Menurutnya, dominasi kawasan budidaya semakin terasa tidak adil dibanding luasan kawasan lindung gambut yang hanya 21 ribu hektare. Padahal luas gambut di Riau mencapai 5 juta hektare.

"Ini sama dengan penghancuran gambut di Riau. Karena kepentingan investasi, DPRD Riau melupakan gambut sebagai kawasan yang mudah rusak dan harus dilindungi," kata Hendro.

Jika 5 juta hektare kawasan gambut di Riau dijadikan budidaya hanya akan menguntungkan korporasi karena mereka yang mampu mengelola gambut, tapi akibatnya akan ditanggung rakyat kecil.

"DPRD Riau membuat korporasi menikmati keuntungan, dan rakyat yang menderita,” ungkapnya lagi.

Mereka menduga, Pansus RTRW Provinsi Riau yang dibentuk oleh DPRD Riau tidak pernah melakukan uji publik kepada masyarakat dan melakukan uji publik, bahkan anggota pansus mengatakan bahwa Draft RTRWP tidak bisa dibuka sebelum disahkan.

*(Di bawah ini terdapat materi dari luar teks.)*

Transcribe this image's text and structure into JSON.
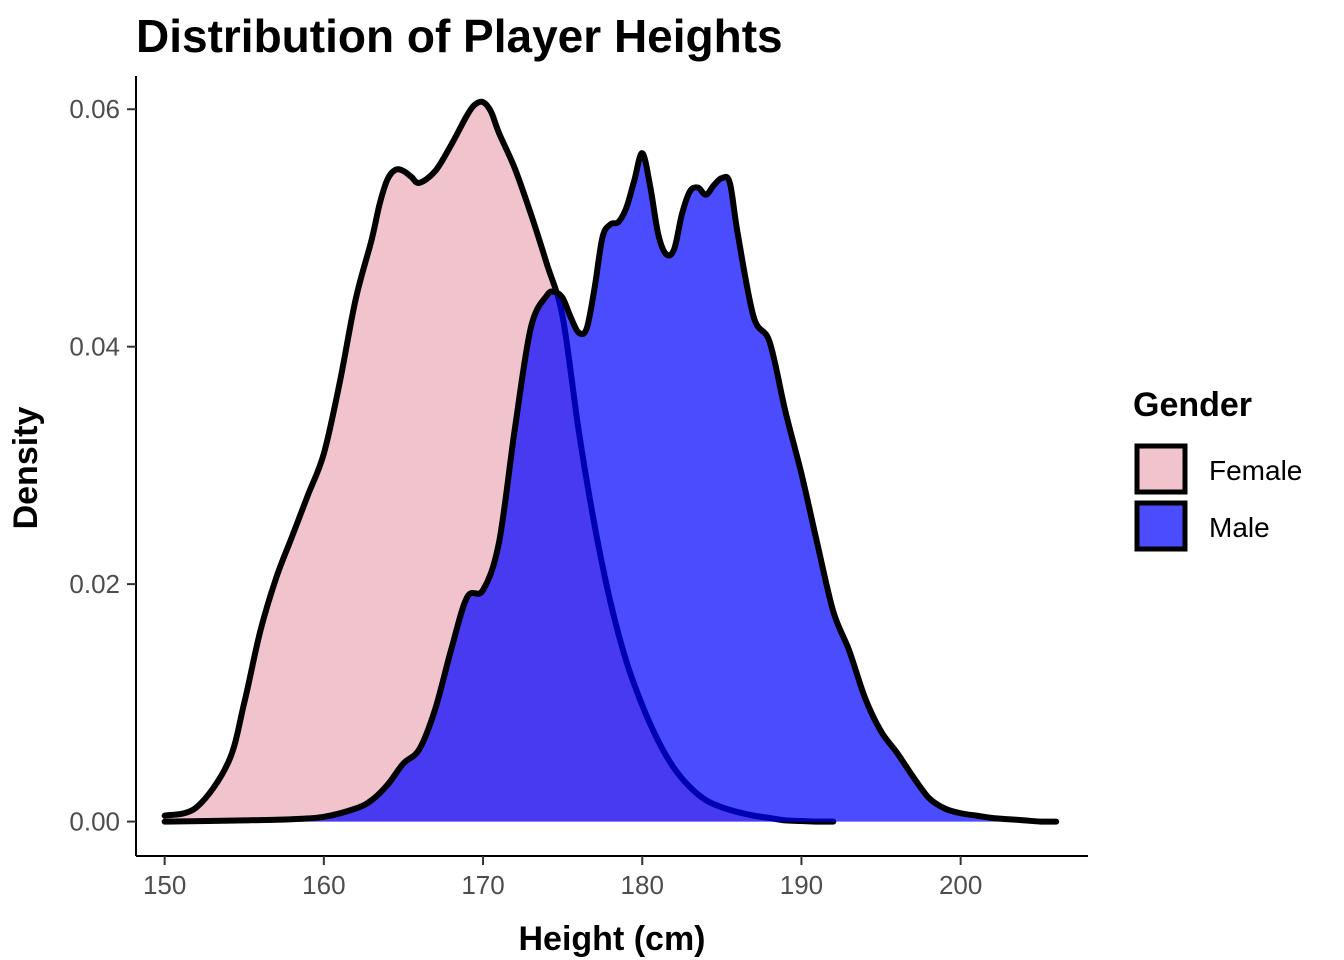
{
  "chart_data": {
    "type": "area",
    "title": "Distribution of Player Heights",
    "xlabel": "Height (cm)",
    "ylabel": "Density",
    "xlim": [
      148.2,
      208.0
    ],
    "ylim": [
      -0.0029,
      0.0628
    ],
    "x_ticks": [
      150,
      160,
      170,
      180,
      190,
      200
    ],
    "x_tick_labels": [
      "150",
      "160",
      "170",
      "180",
      "190",
      "200"
    ],
    "y_ticks": [
      0.0,
      0.02,
      0.04,
      0.06
    ],
    "y_tick_labels": [
      "0.00",
      "0.02",
      "0.04",
      "0.06"
    ],
    "grid": false,
    "legend": {
      "title": "Gender",
      "position": "right"
    },
    "series": [
      {
        "name": "Female",
        "color": "#f1c3cc",
        "opacity": 1.0,
        "x": [
          150,
          152,
          154,
          155,
          156,
          157,
          158,
          159,
          160,
          161,
          162,
          163,
          163.5,
          164,
          164.5,
          165,
          165.5,
          166,
          167,
          168,
          169,
          169.5,
          170,
          170.5,
          171,
          172,
          173,
          174,
          175,
          176,
          177,
          178,
          179,
          180,
          181,
          182,
          183,
          184,
          185,
          186,
          187,
          188,
          189,
          190,
          191,
          192
        ],
        "y": [
          0.0005,
          0.0012,
          0.005,
          0.01,
          0.016,
          0.0205,
          0.024,
          0.0275,
          0.031,
          0.037,
          0.044,
          0.049,
          0.052,
          0.0541,
          0.0549,
          0.0548,
          0.0543,
          0.0538,
          0.0548,
          0.057,
          0.0595,
          0.0604,
          0.0606,
          0.0598,
          0.058,
          0.055,
          0.0512,
          0.047,
          0.0425,
          0.033,
          0.025,
          0.0185,
          0.0135,
          0.0098,
          0.0068,
          0.0045,
          0.0029,
          0.0018,
          0.0012,
          0.0008,
          0.0005,
          0.0003,
          0.0001,
          5e-05,
          0.0,
          0.0
        ]
      },
      {
        "name": "Male",
        "color": "#0000ff",
        "opacity": 0.7,
        "x": [
          150,
          155,
          158,
          160,
          162,
          163,
          164,
          165,
          166,
          167,
          168,
          169,
          170,
          171,
          172,
          173,
          174,
          174.5,
          175,
          175.5,
          176,
          176.5,
          177,
          177.5,
          178,
          178.5,
          179,
          179.5,
          180,
          180.5,
          181,
          181.5,
          182,
          182.5,
          183,
          183.5,
          184,
          184.5,
          185,
          185.5,
          186,
          187,
          188,
          189,
          190,
          191,
          192,
          193,
          194,
          195,
          196,
          197,
          198,
          199,
          200,
          201,
          202,
          203,
          204,
          205,
          206
        ],
        "y": [
          0.0,
          0.0001,
          0.0002,
          0.0004,
          0.0011,
          0.0018,
          0.0031,
          0.0049,
          0.0061,
          0.0095,
          0.0145,
          0.0189,
          0.0195,
          0.0235,
          0.0331,
          0.0416,
          0.0443,
          0.0446,
          0.0441,
          0.0425,
          0.0412,
          0.0415,
          0.0449,
          0.0492,
          0.0503,
          0.0505,
          0.0517,
          0.054,
          0.0563,
          0.0535,
          0.0495,
          0.0478,
          0.0482,
          0.0512,
          0.0531,
          0.0534,
          0.0528,
          0.0536,
          0.0542,
          0.0538,
          0.0495,
          0.0425,
          0.0404,
          0.0345,
          0.0293,
          0.0234,
          0.0177,
          0.0144,
          0.0104,
          0.0076,
          0.0058,
          0.0038,
          0.002,
          0.0011,
          0.0007,
          0.0005,
          0.0003,
          0.0002,
          0.0001,
          0.0,
          0.0
        ]
      }
    ]
  }
}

"Ini jelas tidak sesuai dengan semangat keterbukaan informasi publik, dimana semua data dan informasi yang dihasilkan dari uang rakyat wajib untuk dibuka,” Ucapnya.

Proses yang tidak transparan tersebut menyebabkan masyarakat, mahasiswa tidak bisa melakukan kontrol dan memberikan masukan saat penyusunan RTRW dan rawan akan terjadiya tindak pidana korupsi dengan para pemilik kepentingan akan lahan, seperti korupsi yang dilakukan oleh mantan Gubernur, Annas Maamun. Selain itu proses yang tidak transparan diduga kuat menjadi penyebab lahirnya ranperda yang tidak berkeadilan ini.

“Kami meminta Kementerian dalam negeri tidak menyetujui Ranperda RTRWP Riau karena tidak transparan dan tidak memberikan ruang bagi masyarakat sebagai penerima manfaat tata ruang untuk memberikan masukan. Kami juga meminta aparat penegak hukum untuk menyelidiki dugaan adanya praktek korupsi dalam penyusunan dan pembahasan Ranperda RTRW Provinsi Riau yang tidak transparan oleh Gubernur Riau dan DPRD Riau,” tutupnya.